Jawaban itu membuka pintu pertanyaan lanjutan. Namun, saat didalami lebih jauh, Bobby justru memilih untuk tidak memberikan penjelasan.
“Terkait dengan hal ini saya keberatan untuk menjawab Yang Mulia, karena tidak terkait dengan pokok perkara,” ujarnya.
Sikap tersebut tidak menghentikan pendalaman. Kuasa hukum kembali menekan, mencoba menggali motif di balik kepemilikan tiga identitas tersebut.

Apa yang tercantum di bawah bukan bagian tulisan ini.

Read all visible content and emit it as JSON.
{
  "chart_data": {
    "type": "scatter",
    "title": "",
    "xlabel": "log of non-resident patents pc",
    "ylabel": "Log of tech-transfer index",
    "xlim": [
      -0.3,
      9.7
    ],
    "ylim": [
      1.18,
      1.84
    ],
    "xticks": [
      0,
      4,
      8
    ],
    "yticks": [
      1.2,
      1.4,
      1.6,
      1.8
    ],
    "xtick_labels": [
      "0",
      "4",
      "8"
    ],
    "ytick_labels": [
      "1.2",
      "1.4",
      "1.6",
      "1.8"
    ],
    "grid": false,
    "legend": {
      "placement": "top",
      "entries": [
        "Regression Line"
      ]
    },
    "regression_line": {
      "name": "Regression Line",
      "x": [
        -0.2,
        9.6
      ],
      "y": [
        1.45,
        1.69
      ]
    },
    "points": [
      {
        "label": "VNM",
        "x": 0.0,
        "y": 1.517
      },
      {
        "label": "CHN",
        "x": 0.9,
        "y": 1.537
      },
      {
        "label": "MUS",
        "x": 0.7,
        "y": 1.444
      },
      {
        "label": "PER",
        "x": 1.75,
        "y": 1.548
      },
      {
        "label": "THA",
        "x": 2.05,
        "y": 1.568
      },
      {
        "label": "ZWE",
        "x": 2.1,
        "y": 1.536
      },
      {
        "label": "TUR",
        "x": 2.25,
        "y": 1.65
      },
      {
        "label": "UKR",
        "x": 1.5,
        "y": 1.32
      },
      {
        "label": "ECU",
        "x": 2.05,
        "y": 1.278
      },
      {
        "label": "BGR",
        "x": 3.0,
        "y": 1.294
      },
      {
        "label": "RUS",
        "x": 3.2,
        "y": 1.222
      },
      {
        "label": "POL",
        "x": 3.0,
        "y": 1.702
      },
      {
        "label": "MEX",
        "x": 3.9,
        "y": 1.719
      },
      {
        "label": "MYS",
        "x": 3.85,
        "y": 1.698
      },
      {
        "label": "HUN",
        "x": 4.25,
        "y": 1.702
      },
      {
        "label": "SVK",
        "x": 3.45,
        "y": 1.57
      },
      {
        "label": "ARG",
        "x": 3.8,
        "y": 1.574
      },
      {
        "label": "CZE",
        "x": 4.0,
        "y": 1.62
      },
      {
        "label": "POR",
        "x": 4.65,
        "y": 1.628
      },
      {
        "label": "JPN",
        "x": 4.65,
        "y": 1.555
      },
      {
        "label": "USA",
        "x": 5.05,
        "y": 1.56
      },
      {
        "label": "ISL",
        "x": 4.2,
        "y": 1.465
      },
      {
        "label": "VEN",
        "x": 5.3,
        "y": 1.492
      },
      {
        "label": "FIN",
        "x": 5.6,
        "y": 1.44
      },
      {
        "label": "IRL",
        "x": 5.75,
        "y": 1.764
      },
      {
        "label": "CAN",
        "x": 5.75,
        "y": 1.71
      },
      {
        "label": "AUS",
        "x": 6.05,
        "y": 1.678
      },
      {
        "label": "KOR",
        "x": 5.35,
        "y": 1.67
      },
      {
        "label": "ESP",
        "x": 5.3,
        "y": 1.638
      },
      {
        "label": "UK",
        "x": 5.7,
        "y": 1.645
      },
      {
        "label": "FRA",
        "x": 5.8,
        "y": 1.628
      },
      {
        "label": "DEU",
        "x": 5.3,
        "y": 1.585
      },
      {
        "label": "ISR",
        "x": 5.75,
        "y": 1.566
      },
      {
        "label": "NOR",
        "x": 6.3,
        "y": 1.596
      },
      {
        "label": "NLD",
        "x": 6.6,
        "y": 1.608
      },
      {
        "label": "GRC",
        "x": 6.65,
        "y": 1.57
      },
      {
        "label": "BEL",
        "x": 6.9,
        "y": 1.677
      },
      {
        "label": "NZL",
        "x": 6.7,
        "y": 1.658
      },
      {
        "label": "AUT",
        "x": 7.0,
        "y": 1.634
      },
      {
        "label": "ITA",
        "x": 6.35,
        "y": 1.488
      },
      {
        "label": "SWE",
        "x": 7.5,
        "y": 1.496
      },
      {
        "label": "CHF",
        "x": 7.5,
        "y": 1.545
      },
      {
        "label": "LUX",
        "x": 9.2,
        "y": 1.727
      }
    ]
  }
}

“Pertanyaan saya, mengapa saudara membuat 3 NIK 3 KTP, untuk apa keperluan apa?” cecarnya.
Namun Bobby tetap bergeming. “Saya izin tidak menjawab yang Mulia,” katanya.
Majelis hakim mencatat penolakan itu sebagai bagian dari proses persidangan. “Tidak menjawab pertanyaan saudara dicatat dalam persidangan ini,” tegas Ketua Majelis.

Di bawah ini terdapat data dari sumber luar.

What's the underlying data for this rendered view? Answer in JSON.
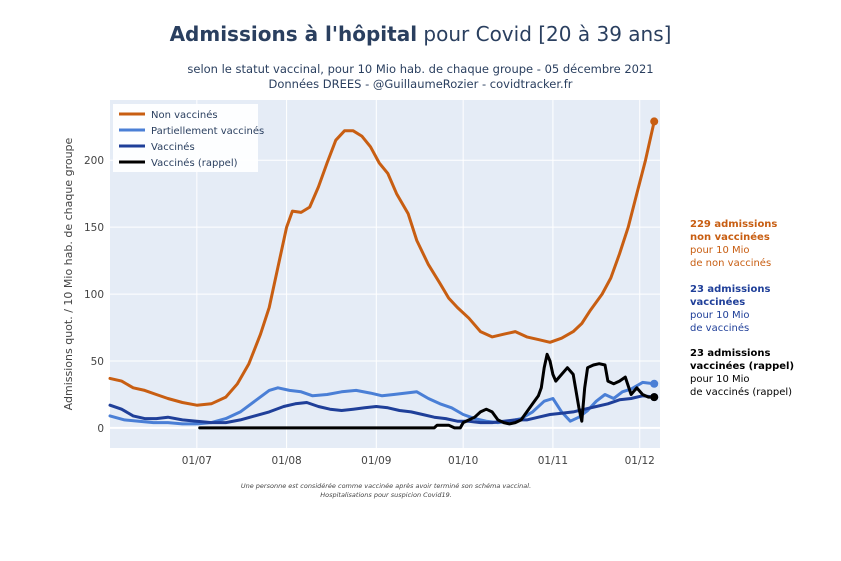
{
  "title": {
    "bold": "Admissions à l'hôpital",
    "rest": " pour Covid [20 à 39 ans]"
  },
  "subtitle_line1": "selon le statut vaccinal, pour 10 Mio hab. de chaque groupe - 05 décembre 2021",
  "subtitle_line2": "Données DREES - @GuillaumeRozier - covidtracker.fr",
  "annotations": [
    {
      "bold1": "229 admissions",
      "bold2": "non vaccinées",
      "line3": "pour 10 Mio",
      "line4": "de non vaccinés",
      "color": "#c85e12"
    },
    {
      "bold1": "23 admissions",
      "bold2": "vaccinées",
      "line3": "pour 10 Mio",
      "line4": "de vaccinés",
      "color": "#1f3f99"
    },
    {
      "bold1": "23 admissions",
      "bold2": "vaccinées (rappel)",
      "line3": "pour 10 Mio",
      "line4": "de vaccinés (rappel)",
      "color": "#000000"
    }
  ],
  "footnote_line1": "Une personne est considérée comme vaccinée après avoir terminé son schéma vaccinal.",
  "footnote_line2": "Hospitalisations pour suspicion Covid19.",
  "chart_data": {
    "type": "line",
    "title": "Admissions à l'hôpital pour Covid [20 à 39 ans]",
    "ylabel": "Admissions quot. / 10 Mio hab. de chaque groupe",
    "xlabel": "",
    "x_unit": "day (0 = 2021-06-01)",
    "xlim": [
      0,
      190
    ],
    "ylim": [
      -15,
      245
    ],
    "yticks": [
      0,
      50,
      100,
      150,
      200
    ],
    "xticks": [
      {
        "label": "01/07",
        "x": 30
      },
      {
        "label": "01/08",
        "x": 61
      },
      {
        "label": "01/09",
        "x": 92
      },
      {
        "label": "01/10",
        "x": 122
      },
      {
        "label": "01/11",
        "x": 153
      },
      {
        "label": "01/12",
        "x": 183
      }
    ],
    "grid": true,
    "legend_position": "top-left",
    "series": [
      {
        "name": "Non vaccinés",
        "color": "#c85e12",
        "points": [
          [
            0,
            37
          ],
          [
            4,
            35
          ],
          [
            8,
            30
          ],
          [
            12,
            28
          ],
          [
            16,
            25
          ],
          [
            20,
            22
          ],
          [
            25,
            19
          ],
          [
            30,
            17
          ],
          [
            35,
            18
          ],
          [
            40,
            23
          ],
          [
            44,
            33
          ],
          [
            48,
            48
          ],
          [
            52,
            70
          ],
          [
            55,
            90
          ],
          [
            58,
            120
          ],
          [
            61,
            150
          ],
          [
            63,
            162
          ],
          [
            66,
            161
          ],
          [
            69,
            165
          ],
          [
            72,
            180
          ],
          [
            75,
            198
          ],
          [
            78,
            215
          ],
          [
            81,
            222
          ],
          [
            84,
            222
          ],
          [
            87,
            218
          ],
          [
            90,
            210
          ],
          [
            93,
            198
          ],
          [
            96,
            190
          ],
          [
            99,
            175
          ],
          [
            103,
            160
          ],
          [
            106,
            140
          ],
          [
            110,
            122
          ],
          [
            114,
            108
          ],
          [
            117,
            97
          ],
          [
            120,
            90
          ],
          [
            124,
            82
          ],
          [
            128,
            72
          ],
          [
            132,
            68
          ],
          [
            136,
            70
          ],
          [
            140,
            72
          ],
          [
            144,
            68
          ],
          [
            148,
            66
          ],
          [
            152,
            64
          ],
          [
            156,
            67
          ],
          [
            160,
            72
          ],
          [
            163,
            78
          ],
          [
            166,
            88
          ],
          [
            170,
            100
          ],
          [
            173,
            112
          ],
          [
            176,
            130
          ],
          [
            179,
            150
          ],
          [
            182,
            175
          ],
          [
            185,
            200
          ],
          [
            188,
            229
          ]
        ]
      },
      {
        "name": "Partiellement vaccinés",
        "color": "#4a7fd6",
        "points": [
          [
            0,
            9
          ],
          [
            5,
            6
          ],
          [
            10,
            5
          ],
          [
            15,
            4
          ],
          [
            20,
            4
          ],
          [
            25,
            3
          ],
          [
            30,
            3
          ],
          [
            35,
            4
          ],
          [
            40,
            7
          ],
          [
            45,
            12
          ],
          [
            50,
            20
          ],
          [
            55,
            28
          ],
          [
            58,
            30
          ],
          [
            62,
            28
          ],
          [
            66,
            27
          ],
          [
            70,
            24
          ],
          [
            75,
            25
          ],
          [
            80,
            27
          ],
          [
            85,
            28
          ],
          [
            90,
            26
          ],
          [
            94,
            24
          ],
          [
            98,
            25
          ],
          [
            102,
            26
          ],
          [
            106,
            27
          ],
          [
            110,
            22
          ],
          [
            114,
            18
          ],
          [
            118,
            15
          ],
          [
            122,
            10
          ],
          [
            126,
            7
          ],
          [
            130,
            5
          ],
          [
            134,
            4
          ],
          [
            138,
            5
          ],
          [
            142,
            7
          ],
          [
            146,
            12
          ],
          [
            150,
            20
          ],
          [
            153,
            22
          ],
          [
            156,
            12
          ],
          [
            159,
            5
          ],
          [
            162,
            8
          ],
          [
            165,
            13
          ],
          [
            168,
            20
          ],
          [
            171,
            25
          ],
          [
            174,
            22
          ],
          [
            177,
            27
          ],
          [
            180,
            29
          ],
          [
            184,
            34
          ],
          [
            188,
            33
          ]
        ]
      },
      {
        "name": "Vaccinés",
        "color": "#1f3f99",
        "points": [
          [
            0,
            17
          ],
          [
            4,
            14
          ],
          [
            8,
            9
          ],
          [
            12,
            7
          ],
          [
            16,
            7
          ],
          [
            20,
            8
          ],
          [
            25,
            6
          ],
          [
            30,
            5
          ],
          [
            35,
            4
          ],
          [
            40,
            4
          ],
          [
            45,
            6
          ],
          [
            50,
            9
          ],
          [
            55,
            12
          ],
          [
            60,
            16
          ],
          [
            64,
            18
          ],
          [
            68,
            19
          ],
          [
            72,
            16
          ],
          [
            76,
            14
          ],
          [
            80,
            13
          ],
          [
            84,
            14
          ],
          [
            88,
            15
          ],
          [
            92,
            16
          ],
          [
            96,
            15
          ],
          [
            100,
            13
          ],
          [
            104,
            12
          ],
          [
            108,
            10
          ],
          [
            112,
            8
          ],
          [
            116,
            7
          ],
          [
            120,
            5
          ],
          [
            124,
            5
          ],
          [
            128,
            4
          ],
          [
            132,
            4
          ],
          [
            136,
            5
          ],
          [
            140,
            6
          ],
          [
            144,
            6
          ],
          [
            148,
            8
          ],
          [
            152,
            10
          ],
          [
            156,
            11
          ],
          [
            160,
            12
          ],
          [
            164,
            14
          ],
          [
            168,
            16
          ],
          [
            172,
            18
          ],
          [
            176,
            21
          ],
          [
            180,
            22
          ],
          [
            184,
            24
          ],
          [
            188,
            23
          ]
        ]
      },
      {
        "name": "Vaccinés (rappel)",
        "color": "#000000",
        "points": [
          [
            31,
            0
          ],
          [
            60,
            0
          ],
          [
            90,
            0
          ],
          [
            112,
            0
          ],
          [
            113,
            2
          ],
          [
            117,
            2
          ],
          [
            119,
            0
          ],
          [
            121,
            0
          ],
          [
            122,
            4
          ],
          [
            124,
            6
          ],
          [
            126,
            8
          ],
          [
            128,
            12
          ],
          [
            130,
            14
          ],
          [
            132,
            12
          ],
          [
            134,
            6
          ],
          [
            136,
            4
          ],
          [
            138,
            3
          ],
          [
            140,
            4
          ],
          [
            142,
            6
          ],
          [
            144,
            12
          ],
          [
            146,
            18
          ],
          [
            148,
            24
          ],
          [
            149,
            30
          ],
          [
            150,
            45
          ],
          [
            151,
            55
          ],
          [
            152,
            50
          ],
          [
            153,
            40
          ],
          [
            154,
            35
          ],
          [
            156,
            40
          ],
          [
            158,
            45
          ],
          [
            160,
            40
          ],
          [
            162,
            15
          ],
          [
            163,
            5
          ],
          [
            164,
            30
          ],
          [
            165,
            45
          ],
          [
            167,
            47
          ],
          [
            169,
            48
          ],
          [
            171,
            47
          ],
          [
            172,
            35
          ],
          [
            174,
            33
          ],
          [
            176,
            35
          ],
          [
            178,
            38
          ],
          [
            180,
            25
          ],
          [
            182,
            30
          ],
          [
            184,
            25
          ],
          [
            186,
            23
          ],
          [
            188,
            23
          ]
        ]
      }
    ]
  }
}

Noel kemudian memanfaatkan momentum ini untuk membangun narasi pembelaannya. Ia menilai kepemilikan tiga NIK sebagai indikasi awal adanya niat jahat.
“Ditambah lagi ada tiga NIK, tiga NIK yang dia gunakan. Berarti kan di sini ketahuan sekali ada mens rea, ada niat jahat,” ujar Noel.
Pernyataan itu mempertegas strategi pembelaan yang mencoba menggeser fokus ke karakter dan tindakan saksi.
Di luar ruang sidang, publik mulai bertanya-tanya: bagaimana mungkin satu individu memiliki tiga identitas resmi? Apakah ini celah sistem, atau bagian dari skema yang lebih besar?
Sidang ini belum memberikan jawaban final. Namun satu hal pasti: tiga NIK Bobby telah menjadi simbol kontroversi baru dalam kasus yang terus berkembang.